The prognosis of "pure" TGA is very good. It does not affect mortality or morbidity and unlike earlier understanding of the condition, TGA is not a risk factor for stroke or ischemic disease. Rates of recurrence are variously reported, with one systematic calculation suggesting the rate is under 6% per year. TGA "is universally felt to be a benign condition which requires no further treatment other than reassurance to the patient and his or her family."
"The most important part of management after diagnosis is looking after the psychological needs of the patient and his or her relatives. Seeing a once competent and healthy partner, sibling or parent become incapable of remembering what was said only a minute ago is very distressing, and hence it is often the relatives who will require reassurance."
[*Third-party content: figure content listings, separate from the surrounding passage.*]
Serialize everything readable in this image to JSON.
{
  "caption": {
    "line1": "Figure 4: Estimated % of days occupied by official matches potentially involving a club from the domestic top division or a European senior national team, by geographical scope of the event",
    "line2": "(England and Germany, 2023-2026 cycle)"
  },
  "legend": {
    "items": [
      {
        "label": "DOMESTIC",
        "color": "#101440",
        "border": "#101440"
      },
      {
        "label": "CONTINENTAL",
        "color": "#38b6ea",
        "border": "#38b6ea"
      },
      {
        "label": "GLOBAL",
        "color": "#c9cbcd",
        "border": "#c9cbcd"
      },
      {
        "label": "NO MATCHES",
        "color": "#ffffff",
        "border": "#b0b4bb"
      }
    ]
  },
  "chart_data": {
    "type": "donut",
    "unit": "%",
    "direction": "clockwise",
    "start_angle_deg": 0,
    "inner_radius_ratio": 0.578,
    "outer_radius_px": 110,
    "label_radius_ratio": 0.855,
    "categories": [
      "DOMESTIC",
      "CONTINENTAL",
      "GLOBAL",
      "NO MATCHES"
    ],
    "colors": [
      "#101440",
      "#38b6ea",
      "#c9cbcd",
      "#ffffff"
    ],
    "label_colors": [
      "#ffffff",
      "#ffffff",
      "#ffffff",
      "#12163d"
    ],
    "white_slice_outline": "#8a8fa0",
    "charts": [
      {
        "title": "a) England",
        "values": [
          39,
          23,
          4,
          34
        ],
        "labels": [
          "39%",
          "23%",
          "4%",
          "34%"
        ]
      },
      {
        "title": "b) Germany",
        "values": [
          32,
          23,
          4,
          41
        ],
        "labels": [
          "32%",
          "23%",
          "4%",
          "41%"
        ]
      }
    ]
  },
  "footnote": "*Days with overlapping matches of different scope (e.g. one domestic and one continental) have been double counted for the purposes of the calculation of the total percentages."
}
TGA may have multiple etiologies and prognoses. Atypical presentations may masquerade as epilepsy and be more properly considered TEA. In addition to such probable TEA cases, some people experiencing amnestic events diverging from the diagnostic criteria articulated above may have a less benign prognosis than those with "pure" TGA.
Recently, moreover, both imaging and neurocognitive testing studies question whether TGA is as benign as has been thought. MRI scans of the brain in one study showed that among people who had experienced TGA, all had cavities in the hippocampus, and these cavities were far more numerous, larger, and more suggestive of pathological damage than in either healthy controls or a large control group of people with tumor or stroke. Verbal and cognitive impairments have been observed days after TGA attacks, of such severity that the researchers estimated the effects would be unlikely to resolve within a short time frame. A large neurocognitive study of patients more than a year after their attack has shown persistent effects consistent with amnestic mild cognitive impairment (MCI-a) in a third of the people who had experienced TGA. In another study, "selective cognitive dysfunctions after the clinical recovery" were observed, suggesting a prefrontal impairment. These dysfunctions may not be in memory "per se" but in retrieval, in which speed of access is part of the problem among people who have had TGA and experience ongoing memory problems.